Religion et Culture, 1930, p. 83,
     
Nova et Vetera, n° 1, janvier-mars 1975.


3. LETTRE DU CARDINAL TABERA A MGR MAMIE

Rome, le 25 avril 1975.

     Son Excellence
     Mgr Pierre MAMIE,
     évêque de Lausanne, Genève et Fribourg

          EXCELLENCE,

     Votre rapport du 24 janvier dernier concernant la Fraternité sacerdotale Saint-Pie-X a retenu toute la profonde attention de la Sacrée Congrégation pour les Religieux et les Instituts séculiers qui en a apprécié la lucidité et le réalisme apostolique.
     En ce qui concerne la compétence de cette Sacrée Congrégation, Votre Excellence sait qu'elle possède l'autorité nécessaire pour retirer les actes et les concessions effectués par son prédécesseur.
     Toutefois, étant donné les conclusions obtenues par la Commission cardinalice spéciale, instituée « ad hoc », non seulement la S. Congrégation exprime son plein accord pour la suppression de la « Fraternité sacerdotale Saint-Pie-X », érigée par votre prédécesseur, mais elle vous invite encore à procéder sans retard à une mesure si douloureuse, devenue néanmoins indispensable.
     Il m'est agréable, en cette circonstance pénible, de vous exprimer la gratitude de la Sacrée Congrégation et la mienne propre pour votre précieuse collaboration au service du Seigneur et de son Eglise, me redisant en même temps,
          de Votre Excellence
     le très dévoué dans le Christ,
          Arturo card.
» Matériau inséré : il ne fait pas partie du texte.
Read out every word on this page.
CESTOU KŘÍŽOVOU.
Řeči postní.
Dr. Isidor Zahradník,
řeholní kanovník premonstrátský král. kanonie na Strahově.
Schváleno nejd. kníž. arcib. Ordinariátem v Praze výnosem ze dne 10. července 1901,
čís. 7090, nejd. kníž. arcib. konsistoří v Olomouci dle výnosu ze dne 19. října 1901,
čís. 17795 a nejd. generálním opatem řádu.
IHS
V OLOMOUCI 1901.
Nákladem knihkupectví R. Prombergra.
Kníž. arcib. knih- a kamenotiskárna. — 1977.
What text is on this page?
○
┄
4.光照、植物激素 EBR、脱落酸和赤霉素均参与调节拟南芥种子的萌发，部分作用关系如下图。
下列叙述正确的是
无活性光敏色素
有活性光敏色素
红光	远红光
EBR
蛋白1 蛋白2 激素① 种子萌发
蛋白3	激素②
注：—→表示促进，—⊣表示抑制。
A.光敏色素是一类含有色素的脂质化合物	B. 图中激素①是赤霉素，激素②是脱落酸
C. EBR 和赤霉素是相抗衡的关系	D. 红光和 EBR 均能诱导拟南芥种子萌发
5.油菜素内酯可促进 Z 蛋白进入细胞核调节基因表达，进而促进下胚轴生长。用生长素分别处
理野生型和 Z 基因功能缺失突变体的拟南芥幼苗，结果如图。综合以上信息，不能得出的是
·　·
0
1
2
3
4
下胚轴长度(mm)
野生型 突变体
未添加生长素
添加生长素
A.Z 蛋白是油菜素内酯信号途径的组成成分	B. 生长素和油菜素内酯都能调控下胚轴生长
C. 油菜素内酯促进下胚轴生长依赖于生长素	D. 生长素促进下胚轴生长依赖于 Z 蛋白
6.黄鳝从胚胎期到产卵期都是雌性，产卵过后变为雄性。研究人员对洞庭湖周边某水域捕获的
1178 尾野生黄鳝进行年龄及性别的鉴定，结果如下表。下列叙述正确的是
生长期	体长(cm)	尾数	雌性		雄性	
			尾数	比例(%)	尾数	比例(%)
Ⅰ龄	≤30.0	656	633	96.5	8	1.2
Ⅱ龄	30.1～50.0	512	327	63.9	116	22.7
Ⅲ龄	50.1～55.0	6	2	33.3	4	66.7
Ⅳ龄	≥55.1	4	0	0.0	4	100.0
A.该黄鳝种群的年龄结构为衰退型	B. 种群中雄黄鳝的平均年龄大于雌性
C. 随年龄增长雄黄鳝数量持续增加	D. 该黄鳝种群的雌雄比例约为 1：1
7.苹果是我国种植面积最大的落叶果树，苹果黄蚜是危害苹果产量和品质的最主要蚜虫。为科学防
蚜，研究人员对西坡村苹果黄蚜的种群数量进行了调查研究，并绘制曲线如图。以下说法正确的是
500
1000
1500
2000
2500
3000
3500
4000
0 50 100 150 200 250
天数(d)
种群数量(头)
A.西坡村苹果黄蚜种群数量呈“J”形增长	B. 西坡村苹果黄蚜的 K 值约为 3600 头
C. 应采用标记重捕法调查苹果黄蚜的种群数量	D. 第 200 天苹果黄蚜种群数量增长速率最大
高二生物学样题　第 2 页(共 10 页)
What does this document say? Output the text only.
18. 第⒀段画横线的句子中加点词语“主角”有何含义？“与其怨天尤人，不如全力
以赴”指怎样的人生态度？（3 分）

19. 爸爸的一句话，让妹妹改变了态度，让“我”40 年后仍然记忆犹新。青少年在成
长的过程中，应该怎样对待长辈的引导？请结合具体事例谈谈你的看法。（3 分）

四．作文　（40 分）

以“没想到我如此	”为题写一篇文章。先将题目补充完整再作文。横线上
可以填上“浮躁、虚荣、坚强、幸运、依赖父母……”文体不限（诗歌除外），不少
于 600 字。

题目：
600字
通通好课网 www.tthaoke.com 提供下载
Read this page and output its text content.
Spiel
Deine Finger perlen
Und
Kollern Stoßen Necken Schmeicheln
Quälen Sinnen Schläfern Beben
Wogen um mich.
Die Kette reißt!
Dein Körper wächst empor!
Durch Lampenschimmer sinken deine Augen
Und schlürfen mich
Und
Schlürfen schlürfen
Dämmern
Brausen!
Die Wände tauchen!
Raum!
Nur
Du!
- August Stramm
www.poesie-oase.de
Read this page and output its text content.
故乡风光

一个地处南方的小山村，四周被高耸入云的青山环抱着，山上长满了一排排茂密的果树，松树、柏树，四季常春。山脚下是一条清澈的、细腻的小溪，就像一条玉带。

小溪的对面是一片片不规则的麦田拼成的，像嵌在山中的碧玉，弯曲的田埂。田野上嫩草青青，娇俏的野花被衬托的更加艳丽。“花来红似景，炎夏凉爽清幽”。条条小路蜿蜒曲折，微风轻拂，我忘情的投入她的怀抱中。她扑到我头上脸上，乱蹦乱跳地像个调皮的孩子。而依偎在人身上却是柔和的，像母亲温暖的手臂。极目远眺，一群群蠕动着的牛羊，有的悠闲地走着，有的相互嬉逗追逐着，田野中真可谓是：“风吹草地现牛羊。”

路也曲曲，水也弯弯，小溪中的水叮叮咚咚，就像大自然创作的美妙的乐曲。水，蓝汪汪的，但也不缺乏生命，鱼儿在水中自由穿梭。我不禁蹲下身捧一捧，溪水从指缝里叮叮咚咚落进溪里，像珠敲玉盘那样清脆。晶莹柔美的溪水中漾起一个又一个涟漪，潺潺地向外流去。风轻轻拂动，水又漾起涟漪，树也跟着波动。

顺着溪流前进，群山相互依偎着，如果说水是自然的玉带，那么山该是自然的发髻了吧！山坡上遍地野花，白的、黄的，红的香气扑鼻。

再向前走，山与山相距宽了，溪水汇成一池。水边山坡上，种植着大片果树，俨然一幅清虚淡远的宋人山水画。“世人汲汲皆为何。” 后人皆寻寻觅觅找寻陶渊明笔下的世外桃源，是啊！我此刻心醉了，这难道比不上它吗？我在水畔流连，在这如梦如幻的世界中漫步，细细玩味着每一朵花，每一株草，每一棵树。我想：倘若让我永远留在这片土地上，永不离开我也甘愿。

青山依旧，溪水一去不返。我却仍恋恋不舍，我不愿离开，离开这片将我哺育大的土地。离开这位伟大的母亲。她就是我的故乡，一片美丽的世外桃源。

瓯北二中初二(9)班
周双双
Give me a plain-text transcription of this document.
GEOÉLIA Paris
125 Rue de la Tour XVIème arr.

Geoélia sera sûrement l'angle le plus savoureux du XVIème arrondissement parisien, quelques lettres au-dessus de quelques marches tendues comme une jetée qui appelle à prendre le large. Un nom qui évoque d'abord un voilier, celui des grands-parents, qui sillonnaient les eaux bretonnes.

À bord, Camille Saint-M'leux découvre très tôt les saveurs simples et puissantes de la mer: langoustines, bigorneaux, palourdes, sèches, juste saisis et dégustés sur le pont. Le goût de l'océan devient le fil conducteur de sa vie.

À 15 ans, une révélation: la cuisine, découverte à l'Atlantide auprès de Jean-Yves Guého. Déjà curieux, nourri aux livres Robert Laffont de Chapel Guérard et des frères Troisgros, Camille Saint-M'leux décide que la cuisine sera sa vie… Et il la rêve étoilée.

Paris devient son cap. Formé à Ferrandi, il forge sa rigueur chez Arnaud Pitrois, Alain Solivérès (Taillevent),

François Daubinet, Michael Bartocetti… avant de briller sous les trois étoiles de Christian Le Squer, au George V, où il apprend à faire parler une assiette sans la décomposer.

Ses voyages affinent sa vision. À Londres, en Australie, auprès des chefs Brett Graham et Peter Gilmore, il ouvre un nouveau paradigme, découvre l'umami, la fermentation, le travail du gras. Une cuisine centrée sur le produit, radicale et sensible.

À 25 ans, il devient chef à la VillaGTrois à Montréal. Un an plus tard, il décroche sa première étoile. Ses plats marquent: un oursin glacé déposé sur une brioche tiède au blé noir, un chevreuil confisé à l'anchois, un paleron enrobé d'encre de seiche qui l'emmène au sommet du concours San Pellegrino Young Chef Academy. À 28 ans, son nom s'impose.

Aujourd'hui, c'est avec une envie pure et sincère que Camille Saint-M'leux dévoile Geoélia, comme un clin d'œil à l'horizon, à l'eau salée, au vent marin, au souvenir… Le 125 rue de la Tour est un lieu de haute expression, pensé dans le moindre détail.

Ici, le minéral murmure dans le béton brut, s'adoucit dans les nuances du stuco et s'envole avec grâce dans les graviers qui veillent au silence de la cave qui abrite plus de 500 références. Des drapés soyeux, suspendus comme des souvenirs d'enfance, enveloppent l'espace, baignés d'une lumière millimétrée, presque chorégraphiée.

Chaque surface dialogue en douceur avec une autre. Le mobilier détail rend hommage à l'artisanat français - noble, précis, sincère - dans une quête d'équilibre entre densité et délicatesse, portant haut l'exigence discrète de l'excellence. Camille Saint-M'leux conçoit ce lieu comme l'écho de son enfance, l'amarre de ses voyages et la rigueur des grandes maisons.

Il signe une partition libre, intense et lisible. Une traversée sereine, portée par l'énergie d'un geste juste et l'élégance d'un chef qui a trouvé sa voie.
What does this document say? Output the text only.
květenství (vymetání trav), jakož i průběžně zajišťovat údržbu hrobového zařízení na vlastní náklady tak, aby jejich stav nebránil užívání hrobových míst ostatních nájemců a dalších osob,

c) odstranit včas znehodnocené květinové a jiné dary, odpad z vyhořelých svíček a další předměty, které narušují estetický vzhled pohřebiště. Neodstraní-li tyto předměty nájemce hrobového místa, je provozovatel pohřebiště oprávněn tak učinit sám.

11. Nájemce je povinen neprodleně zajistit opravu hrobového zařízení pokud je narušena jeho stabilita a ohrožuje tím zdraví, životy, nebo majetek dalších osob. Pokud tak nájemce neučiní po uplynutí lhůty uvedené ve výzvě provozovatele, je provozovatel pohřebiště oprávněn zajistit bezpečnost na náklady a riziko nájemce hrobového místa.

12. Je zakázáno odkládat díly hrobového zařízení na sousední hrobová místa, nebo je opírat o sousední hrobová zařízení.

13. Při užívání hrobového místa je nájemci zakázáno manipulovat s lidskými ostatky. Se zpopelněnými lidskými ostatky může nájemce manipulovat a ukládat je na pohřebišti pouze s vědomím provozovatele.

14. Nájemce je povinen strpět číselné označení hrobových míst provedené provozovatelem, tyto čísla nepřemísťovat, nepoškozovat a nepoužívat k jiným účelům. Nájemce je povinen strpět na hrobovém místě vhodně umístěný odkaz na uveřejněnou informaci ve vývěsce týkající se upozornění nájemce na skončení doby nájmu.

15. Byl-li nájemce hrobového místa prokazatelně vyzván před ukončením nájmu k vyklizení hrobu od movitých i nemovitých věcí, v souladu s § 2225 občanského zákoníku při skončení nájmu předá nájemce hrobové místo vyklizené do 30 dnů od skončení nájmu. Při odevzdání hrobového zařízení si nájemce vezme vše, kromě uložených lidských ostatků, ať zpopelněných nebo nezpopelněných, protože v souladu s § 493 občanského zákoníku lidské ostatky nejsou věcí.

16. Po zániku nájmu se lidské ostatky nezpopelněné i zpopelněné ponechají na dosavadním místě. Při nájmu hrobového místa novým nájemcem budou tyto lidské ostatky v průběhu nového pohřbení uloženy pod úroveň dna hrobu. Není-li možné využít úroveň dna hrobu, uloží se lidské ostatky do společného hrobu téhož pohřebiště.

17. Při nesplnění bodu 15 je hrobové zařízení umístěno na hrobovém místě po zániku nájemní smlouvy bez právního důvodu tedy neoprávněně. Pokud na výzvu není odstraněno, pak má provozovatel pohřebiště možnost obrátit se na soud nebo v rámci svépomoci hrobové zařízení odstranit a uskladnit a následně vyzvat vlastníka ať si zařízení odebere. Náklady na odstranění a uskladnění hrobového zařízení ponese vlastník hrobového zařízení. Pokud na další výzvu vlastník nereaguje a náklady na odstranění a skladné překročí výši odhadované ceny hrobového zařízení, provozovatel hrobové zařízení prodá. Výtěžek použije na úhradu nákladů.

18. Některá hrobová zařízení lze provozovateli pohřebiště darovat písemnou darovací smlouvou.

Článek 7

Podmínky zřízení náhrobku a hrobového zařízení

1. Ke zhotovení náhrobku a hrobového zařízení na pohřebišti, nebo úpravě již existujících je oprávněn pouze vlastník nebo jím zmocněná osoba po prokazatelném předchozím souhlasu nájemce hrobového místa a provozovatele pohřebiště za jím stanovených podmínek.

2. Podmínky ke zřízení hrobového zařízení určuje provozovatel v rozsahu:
TABERA, préfet,
     † Augustin MAYER, secrétaire.


4. LETTRE DE LA COMMISSION CARDINALICE A MGR LEFEBVRE

Rome, le 6 mai 1975.

SACRA CONGREGAZIONE
PER L'EDUCAZIONE CATTOLICA
IL CARDINALE PREFETTO
Prot. N. 70/72

A SON EXCELLENCE RÉVÉRENDISSIME MGR MARCEL LEFEBVRE EX-ARCHEVÊQUE DE TULLE
CH - 1908 ECONE/RIDDES (VS)

          EXCELLENCE,

     C'est au nom de la Commission cardinalice et par mandat exprès du Saint-Père que nous vous écrivons.
     Nous vous restons très reconnaissants du climat fraternel dans lequel ont pu se dérouler nos récents entretiens, sans que les divergences de nos jugements aient jamais compromis entre nous une communion profonde et sereine. Mais cela ne fait que nous rendre plus douloureuse l'apparente irréductibilité de vos vues, avec les conséquences qui ne peuvent manquer d'en découler.
     C'est autour de votre déclaration publique, dans la revue
Itinéraires, que notre échange s'est principalement engagé et poursuivi. Il ne pouvait en être autrement puisque nous trouvions là explicité tout ce que le visiteur à Ecône n'avait pu éclaircir et nous invitait à dégager dans une conversation avec vous.
     Or une telle déclaration nous apparaissait en tous points inacceptable. Il est impossible de concilier la plupart des affirmations contenues dans ce document avec une fidélité authentique à l'Eglise, à celui qui en a la charge et au Concile où la pensée et la volonté de l'Eglise se sont exprimées. Il est inadmissible que chacun soit invité à subordonner à son propre jugement les directives venant du Pape pour s'y soumettre ou s'y dérober: c'est là proprement le langage traditionnel des sectes qui en appellent aux Papes d'hier pour se soustraire à l'obéissance au Pape d'aujourd'hui.
     Tout le long de nos conversations, notre voeu était de vous amener, Excellence, à reconnaître le bien-fondé de telles objections et à revenir sur vos propres affirmations. Cela, nous avez-vous dit, vous était impossible: « Si je devais modifier ce texte, disiez-vous, j'écrirais les mêmes choses. »
     En ces conditions, la Commission ne pouvait que remettre au Saint-Père ses conclusions absolument unanimes et le dossier complet de cette affaire pour qu'il puisse juger lui-même. C'est avec l'entière approbation de Sa Sainteté que nous vous faisons part des décisions suivantes:

     1. « Une lettre sera envoyée à Mgr Mamie, lui reconnaissant le droit de retirer l'approbation donnée par son prédécesseur à la Fraternité et à ses statuts. » C'est chose faite par lettre de Son Eminence le cardinal Tabera, préfet de la S. congrégation pour les Religieux.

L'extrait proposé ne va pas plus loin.